Richard A. Jonas, MD

Regarding Sir Brian Barratt-Boyes

Sir Brian Barratt-Boyes, or  “BB,”  made his name initially when he trained at the Mayo Clinic with John Kirklin and demonstrated his superb natural technical skills.  After turning down a permanent position at Mayo and returning to New Zealand, he challenged long-standing surgical dogma and spoke loudly and confidently at international meetings promoting his new and different ideas.  In the adult world, he popularized the use of homograft valves taken from cadavers for both aortic valve replacement as well as for conduits in children, improving the surgical techniques for implantation as well as the preparation and storage of valves.  And in the congenital world, he made his greatest contribution through the promotion of deep hypothermic circulatory arrest that allowed early primary repair of even the most complex congenital conditions.  In 1972 he held an international conference at Green Lane Hospital in Auckland, where he presented remarkable surgical results for the repair of complex problems like truncus arteriosus using a combination of his pioneering methods in both circulatory arrest and homografts as conduits.  The world took notice, and soon trainees were flooding to work with BB in the distant antipodes.  Young, ambitious, and driven surgeons arrived from the UK, US, Australia, and Asia, particularly India and Southeast Asia.  But unlike me, these young surgeons had, in the main, completed most, if not all, of their training before they came to Green Lane.  I, in contrast, had not even started training in adult heart surgery, and that turned out to be both a problem as well as an opportunity for me. 

 I don’t recall anything other than the most cursory meeting with BB after my arrival at Green Lane Hospital in June 1980.  There was no in-depth discussion of career goals, personal or family situations that I always made a point of having when a new international fellow arrived in Washington in my more senior years.  BB was only at the hospital 2 days a week for surgery, Tuesday and Thursday.  Friday afternoons, he conducted a surgical conference at Green Lane.
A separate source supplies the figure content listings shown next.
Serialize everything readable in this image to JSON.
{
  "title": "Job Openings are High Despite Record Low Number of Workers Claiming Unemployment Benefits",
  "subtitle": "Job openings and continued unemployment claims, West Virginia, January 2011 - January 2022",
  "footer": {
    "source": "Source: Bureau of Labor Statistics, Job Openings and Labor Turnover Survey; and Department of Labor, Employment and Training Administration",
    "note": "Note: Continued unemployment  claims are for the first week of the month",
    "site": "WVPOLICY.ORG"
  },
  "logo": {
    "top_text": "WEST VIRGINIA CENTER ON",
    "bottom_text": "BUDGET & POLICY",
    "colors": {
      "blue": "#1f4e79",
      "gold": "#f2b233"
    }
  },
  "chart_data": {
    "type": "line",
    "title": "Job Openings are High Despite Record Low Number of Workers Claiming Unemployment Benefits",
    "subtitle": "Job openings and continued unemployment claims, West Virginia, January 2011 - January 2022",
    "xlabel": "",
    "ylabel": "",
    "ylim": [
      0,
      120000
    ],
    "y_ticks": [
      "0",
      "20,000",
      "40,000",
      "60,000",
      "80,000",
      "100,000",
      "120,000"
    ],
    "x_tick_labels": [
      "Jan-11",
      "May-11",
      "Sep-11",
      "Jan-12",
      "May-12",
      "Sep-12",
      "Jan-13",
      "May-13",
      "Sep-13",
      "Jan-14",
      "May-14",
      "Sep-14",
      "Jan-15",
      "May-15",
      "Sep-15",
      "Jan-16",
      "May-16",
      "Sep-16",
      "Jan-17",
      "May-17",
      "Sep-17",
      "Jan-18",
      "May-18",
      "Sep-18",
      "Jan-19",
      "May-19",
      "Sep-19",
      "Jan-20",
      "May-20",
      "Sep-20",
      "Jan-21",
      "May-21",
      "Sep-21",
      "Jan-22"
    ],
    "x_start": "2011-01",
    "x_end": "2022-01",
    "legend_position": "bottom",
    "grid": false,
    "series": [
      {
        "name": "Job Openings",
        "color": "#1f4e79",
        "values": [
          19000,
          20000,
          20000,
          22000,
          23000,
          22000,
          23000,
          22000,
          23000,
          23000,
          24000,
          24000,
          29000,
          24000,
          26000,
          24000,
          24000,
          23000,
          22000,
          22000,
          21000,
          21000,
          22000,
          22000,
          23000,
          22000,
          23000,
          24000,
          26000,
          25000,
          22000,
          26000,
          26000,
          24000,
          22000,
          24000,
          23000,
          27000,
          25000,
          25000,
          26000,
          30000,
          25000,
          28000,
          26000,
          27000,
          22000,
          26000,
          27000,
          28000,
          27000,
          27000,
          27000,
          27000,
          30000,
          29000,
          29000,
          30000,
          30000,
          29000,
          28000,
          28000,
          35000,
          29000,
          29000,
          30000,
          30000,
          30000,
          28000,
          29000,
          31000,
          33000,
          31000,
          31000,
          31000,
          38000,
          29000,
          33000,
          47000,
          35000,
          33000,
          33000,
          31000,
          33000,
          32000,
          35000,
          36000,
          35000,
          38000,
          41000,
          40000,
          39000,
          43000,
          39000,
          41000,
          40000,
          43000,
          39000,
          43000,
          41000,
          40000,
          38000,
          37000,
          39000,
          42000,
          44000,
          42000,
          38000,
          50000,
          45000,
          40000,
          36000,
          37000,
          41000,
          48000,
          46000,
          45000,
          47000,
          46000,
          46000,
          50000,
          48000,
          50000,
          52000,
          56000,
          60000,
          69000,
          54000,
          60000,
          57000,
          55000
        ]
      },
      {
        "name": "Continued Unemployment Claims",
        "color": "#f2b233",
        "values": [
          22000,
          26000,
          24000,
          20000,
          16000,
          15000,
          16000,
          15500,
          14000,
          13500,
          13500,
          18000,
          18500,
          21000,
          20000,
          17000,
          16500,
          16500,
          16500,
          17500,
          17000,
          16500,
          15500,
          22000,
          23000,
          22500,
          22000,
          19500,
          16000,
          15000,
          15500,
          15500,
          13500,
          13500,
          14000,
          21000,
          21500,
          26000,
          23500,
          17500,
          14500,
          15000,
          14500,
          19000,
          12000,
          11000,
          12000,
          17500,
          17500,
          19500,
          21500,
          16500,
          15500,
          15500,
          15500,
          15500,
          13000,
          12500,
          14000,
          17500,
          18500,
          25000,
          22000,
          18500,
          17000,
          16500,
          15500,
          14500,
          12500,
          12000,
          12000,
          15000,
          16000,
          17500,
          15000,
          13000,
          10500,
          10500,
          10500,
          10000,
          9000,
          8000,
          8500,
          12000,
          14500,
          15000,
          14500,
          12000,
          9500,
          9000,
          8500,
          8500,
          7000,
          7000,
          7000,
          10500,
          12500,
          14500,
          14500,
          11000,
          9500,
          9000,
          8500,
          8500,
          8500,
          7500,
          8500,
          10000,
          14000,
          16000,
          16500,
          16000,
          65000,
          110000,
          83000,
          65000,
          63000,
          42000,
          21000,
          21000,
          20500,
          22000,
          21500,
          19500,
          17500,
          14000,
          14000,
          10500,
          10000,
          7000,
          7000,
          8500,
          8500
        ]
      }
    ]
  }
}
The rest of the time, he operated on private international patients, mainly from India, Southeast Asia, and Indonesia, at the private Mater hospital, or he was at his private office.  None of the other surgeons had private practices.  Only two people called BB “Brian”, his two senior anesthetists, Marie Simpson, and Eve Seelye.  To everyone else, including the three other consultant surgeons at Green Lane, he was “Sir Brian”, generally prefaced by a nervous cough and “errrr….”.  He was not just intimidating, he was terrifying.  Stories were passed down from senior to junior registrars of nerve-wracking, excruciating experiences assisting him with complex cases.  Clive Robinson, the one Kiwi registrar in the pool of registrars, described in graphic detail how he felt during the first case when he finally achieved a sufficient level of seniority to first-assist BB.  He described sweaty, room spinning, waves of nausea induced by the terror he felt throughout the case.  Frankly, in retrospect, I think this was a form of hazing of a junior and inexperienced registrar like me by the more senior registrars because when I did finally ascend to that giddy height, I found BB to be perfectly reasonable.  But I would never dream of making a suggestion to him or offering ideas as I would have with Roger Mee or D’Arcy Sutherland in Melbourne.  BB was going to stick with his surgical plan, no matter how badly things were going.  But apart from coronary cases that never went well for BB and that clearly made him uncomfortable, every other sort of case moved along quickly and efficiently.  I learned a lot of great surgical techniques from BB and feel immensely grateful to have had the opportunity to train with him.